Tech companies do put some effort into cleaning up their models, often by filtering out chunks of speech that include any of the 400 or so words on “Our List of Dirty, Naughty, Obscene, and Otherwise Bad Words,” a list that was originally compiled by Shutterstock developers and uploaded to GitHub to automate the concern, “What wouldn’t we want to suggest that people look at?” OpenAI also contracted out what’s known as ghost labor: gig workers, including some in Kenya (a former British Empire state, where people speak Empire English) who make $2 an hour to read and tag the worst stuff imaginable — pedophilia, bestiality, you name it — so it can be weeded out. The filtering leads to its own issues. If you remove content with words about sex, you lose content of in-groups talking with one another about those things.
These things are not AI. Repeat after me: these things are not AI. All they do is statistically predict the best next sequence of words based on a corpus of texts. That’s it. I’m not worried about these things leading to SkyNet – I’m much more worried about smart people falling for the hype.

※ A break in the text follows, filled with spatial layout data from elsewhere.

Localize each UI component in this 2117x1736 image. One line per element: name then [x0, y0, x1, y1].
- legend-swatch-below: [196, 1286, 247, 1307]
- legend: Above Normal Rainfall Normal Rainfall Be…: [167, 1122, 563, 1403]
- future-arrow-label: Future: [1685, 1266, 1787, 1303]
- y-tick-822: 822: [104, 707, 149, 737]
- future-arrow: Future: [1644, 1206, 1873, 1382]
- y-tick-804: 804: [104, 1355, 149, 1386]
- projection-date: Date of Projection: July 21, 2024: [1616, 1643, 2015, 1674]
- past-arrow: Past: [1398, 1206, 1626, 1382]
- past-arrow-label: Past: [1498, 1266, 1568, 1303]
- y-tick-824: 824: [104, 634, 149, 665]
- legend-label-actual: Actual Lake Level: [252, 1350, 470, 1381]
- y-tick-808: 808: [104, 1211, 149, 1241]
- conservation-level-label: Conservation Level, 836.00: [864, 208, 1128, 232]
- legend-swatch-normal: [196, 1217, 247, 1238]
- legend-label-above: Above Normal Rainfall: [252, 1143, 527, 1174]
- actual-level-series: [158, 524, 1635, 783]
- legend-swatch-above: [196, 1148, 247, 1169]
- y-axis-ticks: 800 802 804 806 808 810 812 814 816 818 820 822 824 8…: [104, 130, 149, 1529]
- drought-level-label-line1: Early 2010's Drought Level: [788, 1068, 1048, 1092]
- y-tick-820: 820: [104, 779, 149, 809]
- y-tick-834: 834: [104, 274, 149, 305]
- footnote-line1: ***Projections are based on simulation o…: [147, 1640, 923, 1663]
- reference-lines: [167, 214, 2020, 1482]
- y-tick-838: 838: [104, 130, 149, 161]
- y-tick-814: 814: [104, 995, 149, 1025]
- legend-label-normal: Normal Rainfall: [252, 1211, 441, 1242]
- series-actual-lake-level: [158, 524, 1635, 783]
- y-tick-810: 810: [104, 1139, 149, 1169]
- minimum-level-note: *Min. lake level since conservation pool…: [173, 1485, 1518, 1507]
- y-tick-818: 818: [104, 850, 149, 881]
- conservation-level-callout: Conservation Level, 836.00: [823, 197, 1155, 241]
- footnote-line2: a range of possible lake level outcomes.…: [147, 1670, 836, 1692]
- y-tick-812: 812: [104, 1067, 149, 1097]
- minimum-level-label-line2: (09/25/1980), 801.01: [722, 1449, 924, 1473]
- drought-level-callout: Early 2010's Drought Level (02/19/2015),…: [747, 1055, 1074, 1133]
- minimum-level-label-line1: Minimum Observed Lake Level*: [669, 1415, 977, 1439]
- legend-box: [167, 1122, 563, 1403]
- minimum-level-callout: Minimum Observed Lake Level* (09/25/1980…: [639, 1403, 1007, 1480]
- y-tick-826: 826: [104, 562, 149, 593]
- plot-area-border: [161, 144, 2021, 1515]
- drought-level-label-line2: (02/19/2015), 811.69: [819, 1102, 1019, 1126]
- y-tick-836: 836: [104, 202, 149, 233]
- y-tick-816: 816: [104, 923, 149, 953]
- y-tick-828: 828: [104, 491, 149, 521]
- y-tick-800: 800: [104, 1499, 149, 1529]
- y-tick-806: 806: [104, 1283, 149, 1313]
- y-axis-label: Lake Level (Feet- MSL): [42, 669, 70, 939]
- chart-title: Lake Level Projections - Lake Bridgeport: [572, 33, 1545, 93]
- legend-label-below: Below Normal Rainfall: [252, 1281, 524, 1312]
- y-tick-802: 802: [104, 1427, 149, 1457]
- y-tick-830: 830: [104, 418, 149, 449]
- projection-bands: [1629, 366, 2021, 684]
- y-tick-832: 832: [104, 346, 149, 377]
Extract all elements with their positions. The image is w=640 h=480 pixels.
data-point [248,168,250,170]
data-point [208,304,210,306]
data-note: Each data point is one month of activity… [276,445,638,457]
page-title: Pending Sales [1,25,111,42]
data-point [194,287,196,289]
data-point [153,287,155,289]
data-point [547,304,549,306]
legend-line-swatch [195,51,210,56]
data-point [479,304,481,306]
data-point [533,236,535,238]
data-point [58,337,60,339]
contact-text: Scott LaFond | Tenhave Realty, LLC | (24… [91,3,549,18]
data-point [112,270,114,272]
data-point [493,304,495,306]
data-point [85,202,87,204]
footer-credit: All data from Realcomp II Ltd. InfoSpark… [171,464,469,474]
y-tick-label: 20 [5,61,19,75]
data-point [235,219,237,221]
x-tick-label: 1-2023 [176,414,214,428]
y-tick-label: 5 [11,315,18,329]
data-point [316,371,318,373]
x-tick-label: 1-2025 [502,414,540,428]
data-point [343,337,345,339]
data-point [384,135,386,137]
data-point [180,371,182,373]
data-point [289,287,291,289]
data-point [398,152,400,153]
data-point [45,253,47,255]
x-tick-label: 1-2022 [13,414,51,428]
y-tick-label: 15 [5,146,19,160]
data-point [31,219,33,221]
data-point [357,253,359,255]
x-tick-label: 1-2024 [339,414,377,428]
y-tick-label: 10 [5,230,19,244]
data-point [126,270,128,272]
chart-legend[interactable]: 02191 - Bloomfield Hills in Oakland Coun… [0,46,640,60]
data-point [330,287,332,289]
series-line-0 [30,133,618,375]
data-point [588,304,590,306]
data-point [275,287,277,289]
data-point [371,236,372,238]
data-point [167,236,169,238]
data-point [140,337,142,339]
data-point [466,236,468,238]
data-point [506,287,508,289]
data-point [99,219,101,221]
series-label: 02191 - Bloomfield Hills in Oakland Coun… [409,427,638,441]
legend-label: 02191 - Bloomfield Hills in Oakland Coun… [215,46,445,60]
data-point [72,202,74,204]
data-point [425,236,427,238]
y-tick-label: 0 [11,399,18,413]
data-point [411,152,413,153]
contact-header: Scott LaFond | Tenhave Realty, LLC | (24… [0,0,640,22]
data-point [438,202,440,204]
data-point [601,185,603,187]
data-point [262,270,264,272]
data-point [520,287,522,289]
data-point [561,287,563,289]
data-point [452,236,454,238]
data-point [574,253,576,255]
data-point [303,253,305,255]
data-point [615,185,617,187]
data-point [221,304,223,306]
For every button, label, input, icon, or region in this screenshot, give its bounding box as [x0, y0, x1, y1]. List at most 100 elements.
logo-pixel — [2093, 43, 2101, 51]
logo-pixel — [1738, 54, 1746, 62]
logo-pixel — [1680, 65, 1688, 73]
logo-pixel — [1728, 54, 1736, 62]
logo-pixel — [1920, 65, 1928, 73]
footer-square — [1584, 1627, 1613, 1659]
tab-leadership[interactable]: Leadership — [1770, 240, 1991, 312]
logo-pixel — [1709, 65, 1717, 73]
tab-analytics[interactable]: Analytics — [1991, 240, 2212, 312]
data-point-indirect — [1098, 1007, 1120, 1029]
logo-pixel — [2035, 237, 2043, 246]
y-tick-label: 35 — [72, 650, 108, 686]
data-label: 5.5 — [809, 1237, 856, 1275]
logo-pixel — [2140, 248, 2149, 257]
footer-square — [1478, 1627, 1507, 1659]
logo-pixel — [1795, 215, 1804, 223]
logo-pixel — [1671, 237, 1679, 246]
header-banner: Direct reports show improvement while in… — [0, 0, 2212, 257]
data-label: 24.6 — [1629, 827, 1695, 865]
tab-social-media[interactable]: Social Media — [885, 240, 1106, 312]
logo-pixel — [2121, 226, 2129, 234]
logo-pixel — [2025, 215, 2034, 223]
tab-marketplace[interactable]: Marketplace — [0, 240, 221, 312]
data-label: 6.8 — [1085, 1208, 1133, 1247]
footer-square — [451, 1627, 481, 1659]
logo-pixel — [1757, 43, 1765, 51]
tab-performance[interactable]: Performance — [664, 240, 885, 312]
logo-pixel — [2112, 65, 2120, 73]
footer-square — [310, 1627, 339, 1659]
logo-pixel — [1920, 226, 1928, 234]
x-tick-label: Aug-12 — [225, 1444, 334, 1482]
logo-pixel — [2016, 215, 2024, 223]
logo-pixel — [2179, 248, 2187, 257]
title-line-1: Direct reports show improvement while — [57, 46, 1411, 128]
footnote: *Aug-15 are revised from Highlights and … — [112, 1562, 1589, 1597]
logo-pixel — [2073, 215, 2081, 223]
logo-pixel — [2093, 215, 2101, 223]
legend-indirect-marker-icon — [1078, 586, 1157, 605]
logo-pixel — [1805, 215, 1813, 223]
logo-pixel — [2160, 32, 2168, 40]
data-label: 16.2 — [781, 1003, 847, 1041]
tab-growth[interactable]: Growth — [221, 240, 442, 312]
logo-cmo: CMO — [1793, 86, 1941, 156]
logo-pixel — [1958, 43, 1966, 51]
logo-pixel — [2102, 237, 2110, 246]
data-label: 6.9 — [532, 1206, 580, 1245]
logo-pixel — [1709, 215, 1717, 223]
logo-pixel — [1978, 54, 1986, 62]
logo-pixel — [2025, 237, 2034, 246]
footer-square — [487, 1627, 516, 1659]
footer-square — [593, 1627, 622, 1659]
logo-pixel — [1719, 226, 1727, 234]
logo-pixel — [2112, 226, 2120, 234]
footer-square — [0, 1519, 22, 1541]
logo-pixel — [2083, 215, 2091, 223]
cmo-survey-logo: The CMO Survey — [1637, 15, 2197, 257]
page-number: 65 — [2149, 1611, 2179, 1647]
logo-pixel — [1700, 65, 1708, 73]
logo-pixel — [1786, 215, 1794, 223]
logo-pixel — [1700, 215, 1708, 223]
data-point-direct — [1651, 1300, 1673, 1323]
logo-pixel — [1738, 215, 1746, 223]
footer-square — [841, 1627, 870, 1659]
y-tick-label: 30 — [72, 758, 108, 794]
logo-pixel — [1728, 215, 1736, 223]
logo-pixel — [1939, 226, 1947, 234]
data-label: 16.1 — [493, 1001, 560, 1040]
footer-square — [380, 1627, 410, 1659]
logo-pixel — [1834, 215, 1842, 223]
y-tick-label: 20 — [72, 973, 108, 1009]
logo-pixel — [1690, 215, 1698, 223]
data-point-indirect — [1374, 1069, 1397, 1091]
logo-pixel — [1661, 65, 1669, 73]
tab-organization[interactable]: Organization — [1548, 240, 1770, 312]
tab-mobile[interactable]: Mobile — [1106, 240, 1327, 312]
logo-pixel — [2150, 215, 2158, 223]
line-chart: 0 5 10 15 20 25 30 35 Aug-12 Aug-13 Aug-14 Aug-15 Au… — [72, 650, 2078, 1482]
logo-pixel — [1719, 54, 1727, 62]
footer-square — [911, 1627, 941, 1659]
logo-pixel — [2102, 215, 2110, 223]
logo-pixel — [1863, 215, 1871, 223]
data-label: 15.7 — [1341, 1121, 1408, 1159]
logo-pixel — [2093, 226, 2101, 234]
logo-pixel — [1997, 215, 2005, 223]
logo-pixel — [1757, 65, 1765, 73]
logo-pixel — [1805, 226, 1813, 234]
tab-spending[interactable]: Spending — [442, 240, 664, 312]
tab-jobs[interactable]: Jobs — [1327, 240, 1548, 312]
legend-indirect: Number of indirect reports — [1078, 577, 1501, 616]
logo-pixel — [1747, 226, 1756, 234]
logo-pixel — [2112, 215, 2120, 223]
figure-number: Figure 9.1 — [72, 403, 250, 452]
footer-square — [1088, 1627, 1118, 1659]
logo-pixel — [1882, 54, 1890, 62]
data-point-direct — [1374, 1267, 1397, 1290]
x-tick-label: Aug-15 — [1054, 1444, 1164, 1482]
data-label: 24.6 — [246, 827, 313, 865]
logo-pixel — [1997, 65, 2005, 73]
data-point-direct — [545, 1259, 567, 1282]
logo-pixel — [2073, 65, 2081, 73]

ChatGPT and the like are a glorified autocomplete.
It’s a bit more advanced than that. It’s entertaining watching it generate GURPS characters based on historical figures, as well as trying to convince it that the Flat Earth theory was true (it wasn’t convinced). Also, what was the point with the white man hate in the article? The internet has all sorts of things, whether good or bad it’s because of the idiots spewing forth things on the internet, but it for sure isn’t only tied to one color of skin / gender. All it proves is that humans are terrible when they have any sort of anonymity.
We may have to consider these are limitations of the medium.
Think about what would happen in you stuck a real human being on the other side of a chat window, the experience is very similar “just a gloried autocomplete predicting the best next sequence of words”. Yes of course the fact that we know the secret formula takes the magic out of it, but surely any fair metric for intelligence must not merely concern itself with the fact that words are output sequentially, but actually consider what those words are saying.
In scenario A we have a computer program that generated a given OUTPUT for a given INPUT.
In scenario B we have a human that produced the exact same OUTPUT given the exact same INPUT.
Now, when an observer judges the intelligence of the conversation in both scenarios. Hopefully everyone sees the hubris involved in claiming that one is intelligent and the other is not. It’s the words themselves that must be indicative of intelligence, not the method of generating words.
Of course. The models being used today are static. At best, it’s like taking a snapshot of everything one knows, but not being able to learn any further. This is a limitation of today’s NN training methods, however looking further down the line I do predict dynamic neural nets that will be able to learn by “first hand” experience. Frankly it could become harder for humans to compete at this stage. AI reaching human level intelligence is going to be an important milestone, lets say by earning a doctorate in every field. I’m still not sure people are actually going to be impressed though, haha.
People who say “This is not AI” clearly misunderstand the term, possibly imbuing it with some hollywood-esque traits.
People who say “This is glorified autocomplete” clearly misunderstand the technology, and likely have not had enough imagination or real world reason to use it for what it is amazing at, or they would have realised their characterisation was stupid.
Some PEOPLE are like glorified autocomplete.